At an election rally in the eastern city of Nancy on Monday, President Nicolas Sarkozy said he was sending a very clear message.
“All those who make remarks contrary to the values of the Republic will be instantly put outside the territory of the French Republic, there will no exception, there will be no leniency,” he said.
French police arrested 19 people in a crackdown on suspected Islamist networks in dawn raids on Friday as Sarkozy made the battle against extremism a keynote of his re-election campaign.
Of those, 16 were still in custody on Monday, sources close to the investigation said.
Some of the arrests were made in the southwest city of Toulouse, where gunman Mohamed Merah was shot dead by police last month after a 32-hour siege at a flat there.
Of the two deported on Monday, Algerian activist Ali Belhadad had served 18 months in France for his part in a 1994 attack on a Marrakesh hotel in which gunmen killed two people and wounded two others, said the ministry.

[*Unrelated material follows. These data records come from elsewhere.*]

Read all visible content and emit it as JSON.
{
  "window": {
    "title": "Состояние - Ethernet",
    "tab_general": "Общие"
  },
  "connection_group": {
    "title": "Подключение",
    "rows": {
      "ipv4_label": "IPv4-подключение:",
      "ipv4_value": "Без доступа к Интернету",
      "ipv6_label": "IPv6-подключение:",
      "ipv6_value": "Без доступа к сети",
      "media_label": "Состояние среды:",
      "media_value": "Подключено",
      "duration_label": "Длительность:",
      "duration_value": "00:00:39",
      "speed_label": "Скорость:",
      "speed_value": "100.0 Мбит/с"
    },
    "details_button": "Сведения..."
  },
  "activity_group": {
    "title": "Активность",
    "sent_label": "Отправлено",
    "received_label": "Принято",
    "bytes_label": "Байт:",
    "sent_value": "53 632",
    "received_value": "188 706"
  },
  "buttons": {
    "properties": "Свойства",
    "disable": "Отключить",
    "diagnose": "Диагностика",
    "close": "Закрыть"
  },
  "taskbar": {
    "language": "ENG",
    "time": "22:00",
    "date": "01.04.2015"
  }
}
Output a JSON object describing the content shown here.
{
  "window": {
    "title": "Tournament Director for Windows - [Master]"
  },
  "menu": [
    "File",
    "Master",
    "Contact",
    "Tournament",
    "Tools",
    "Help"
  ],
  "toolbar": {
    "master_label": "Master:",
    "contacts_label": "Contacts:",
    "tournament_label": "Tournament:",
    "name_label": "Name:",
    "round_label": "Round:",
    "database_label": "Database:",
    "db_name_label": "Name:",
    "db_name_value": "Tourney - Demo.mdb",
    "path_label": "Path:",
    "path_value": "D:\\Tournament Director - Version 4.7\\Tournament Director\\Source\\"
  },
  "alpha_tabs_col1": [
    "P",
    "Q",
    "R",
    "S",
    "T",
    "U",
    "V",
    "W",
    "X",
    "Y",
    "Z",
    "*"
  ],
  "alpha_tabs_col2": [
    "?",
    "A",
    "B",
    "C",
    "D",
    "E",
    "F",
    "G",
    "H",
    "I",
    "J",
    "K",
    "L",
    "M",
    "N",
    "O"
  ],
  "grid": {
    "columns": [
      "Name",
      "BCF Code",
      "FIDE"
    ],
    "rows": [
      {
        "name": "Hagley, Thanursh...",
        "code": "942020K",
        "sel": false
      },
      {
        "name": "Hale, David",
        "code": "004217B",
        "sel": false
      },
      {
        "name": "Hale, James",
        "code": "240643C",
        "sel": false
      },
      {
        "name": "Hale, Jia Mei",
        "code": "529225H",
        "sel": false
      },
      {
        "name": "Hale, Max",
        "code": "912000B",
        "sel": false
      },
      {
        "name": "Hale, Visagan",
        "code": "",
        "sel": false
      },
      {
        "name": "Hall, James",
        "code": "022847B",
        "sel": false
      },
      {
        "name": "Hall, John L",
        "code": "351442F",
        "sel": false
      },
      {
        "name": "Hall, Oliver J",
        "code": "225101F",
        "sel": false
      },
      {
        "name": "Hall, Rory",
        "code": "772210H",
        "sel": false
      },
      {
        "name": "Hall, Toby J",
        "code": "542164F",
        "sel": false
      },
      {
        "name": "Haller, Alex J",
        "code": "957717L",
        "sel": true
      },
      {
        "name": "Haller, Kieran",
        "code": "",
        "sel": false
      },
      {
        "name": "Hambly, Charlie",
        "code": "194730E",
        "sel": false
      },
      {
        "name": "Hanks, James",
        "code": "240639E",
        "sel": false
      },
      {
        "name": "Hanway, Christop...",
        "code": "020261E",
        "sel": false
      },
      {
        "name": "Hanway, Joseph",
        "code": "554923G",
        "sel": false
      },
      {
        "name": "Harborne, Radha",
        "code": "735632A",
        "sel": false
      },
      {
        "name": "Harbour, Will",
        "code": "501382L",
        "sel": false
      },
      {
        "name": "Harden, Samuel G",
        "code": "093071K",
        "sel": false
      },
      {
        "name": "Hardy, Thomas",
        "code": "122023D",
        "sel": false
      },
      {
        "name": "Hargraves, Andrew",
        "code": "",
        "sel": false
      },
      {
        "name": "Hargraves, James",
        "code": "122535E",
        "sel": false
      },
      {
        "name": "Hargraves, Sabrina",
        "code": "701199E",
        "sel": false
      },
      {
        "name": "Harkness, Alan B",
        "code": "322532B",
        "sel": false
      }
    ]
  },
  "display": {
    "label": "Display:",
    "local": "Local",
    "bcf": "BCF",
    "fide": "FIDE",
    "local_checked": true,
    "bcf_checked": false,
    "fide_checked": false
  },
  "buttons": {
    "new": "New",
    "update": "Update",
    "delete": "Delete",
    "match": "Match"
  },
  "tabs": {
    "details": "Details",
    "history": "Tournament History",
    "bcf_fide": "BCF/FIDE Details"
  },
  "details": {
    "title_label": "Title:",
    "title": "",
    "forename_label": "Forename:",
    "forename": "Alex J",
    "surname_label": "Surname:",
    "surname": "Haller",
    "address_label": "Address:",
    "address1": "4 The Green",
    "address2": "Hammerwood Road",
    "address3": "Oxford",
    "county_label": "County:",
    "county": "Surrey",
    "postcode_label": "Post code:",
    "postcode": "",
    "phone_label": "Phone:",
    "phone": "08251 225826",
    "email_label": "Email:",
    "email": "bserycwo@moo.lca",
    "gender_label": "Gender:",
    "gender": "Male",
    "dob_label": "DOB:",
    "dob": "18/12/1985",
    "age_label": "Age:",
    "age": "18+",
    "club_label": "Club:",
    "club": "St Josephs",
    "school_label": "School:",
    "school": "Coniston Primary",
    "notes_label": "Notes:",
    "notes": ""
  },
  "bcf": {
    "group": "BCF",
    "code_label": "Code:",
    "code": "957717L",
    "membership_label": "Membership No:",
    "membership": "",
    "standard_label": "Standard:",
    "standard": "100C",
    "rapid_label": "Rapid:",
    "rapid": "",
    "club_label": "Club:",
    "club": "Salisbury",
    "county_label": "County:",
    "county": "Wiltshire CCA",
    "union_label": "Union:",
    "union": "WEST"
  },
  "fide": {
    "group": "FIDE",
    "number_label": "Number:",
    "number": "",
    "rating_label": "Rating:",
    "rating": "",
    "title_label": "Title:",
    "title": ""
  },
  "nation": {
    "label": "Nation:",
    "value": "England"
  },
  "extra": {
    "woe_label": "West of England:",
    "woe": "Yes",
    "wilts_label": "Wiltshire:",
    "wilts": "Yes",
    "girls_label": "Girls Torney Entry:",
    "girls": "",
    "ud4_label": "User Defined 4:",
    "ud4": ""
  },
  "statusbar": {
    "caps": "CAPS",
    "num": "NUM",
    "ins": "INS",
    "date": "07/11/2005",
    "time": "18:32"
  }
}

Belhadad, who had in recent weeks re-established links with the radical Islamist movement, had been deported to Algeria, the ministry said.
Also deported on Monday was Malian imam Almany Baradji, who had been preaching anti-Semitism and advocating the wearing of the full-face veil, said the ministry. Wearing the full-face veil in public is illegal under French law.
The ministry said that Saudi imam Saad Nasser Alshatry, who had promoted the isolation of women, was currently out of France but would be refused entry should he try to return.
Moves were also underway to expel Tunisian Islamist activist Malek Drine and Turkish imam Yusuf Yuksel from the country, said the ministry.
France last week banned four Muslim preachers from entering the country for a conference of the Union of Islamic Organisations in France (UOIF), citing their “calls for hatred and violence”.
In Algeria meanwhile, one of the lawyers for Merad’s father said a 10-strong legal team would represent him in his lawsuit against France’s elite RAID police unit that killed his son.
“Seven Algerian lawyers and three French lawyers are going to represent the father of Mohamed Merad in France,” lawyer Zahia Mokhtari told AFP.
Mohamed Merah was shot dead by a police sniper on March 22 at the end of a 32-hour siege at his flat in Toulouse.
The 23-year-old had shot dead three soldiers, and three children and a teacher at a Jewish school, in three attacks last month.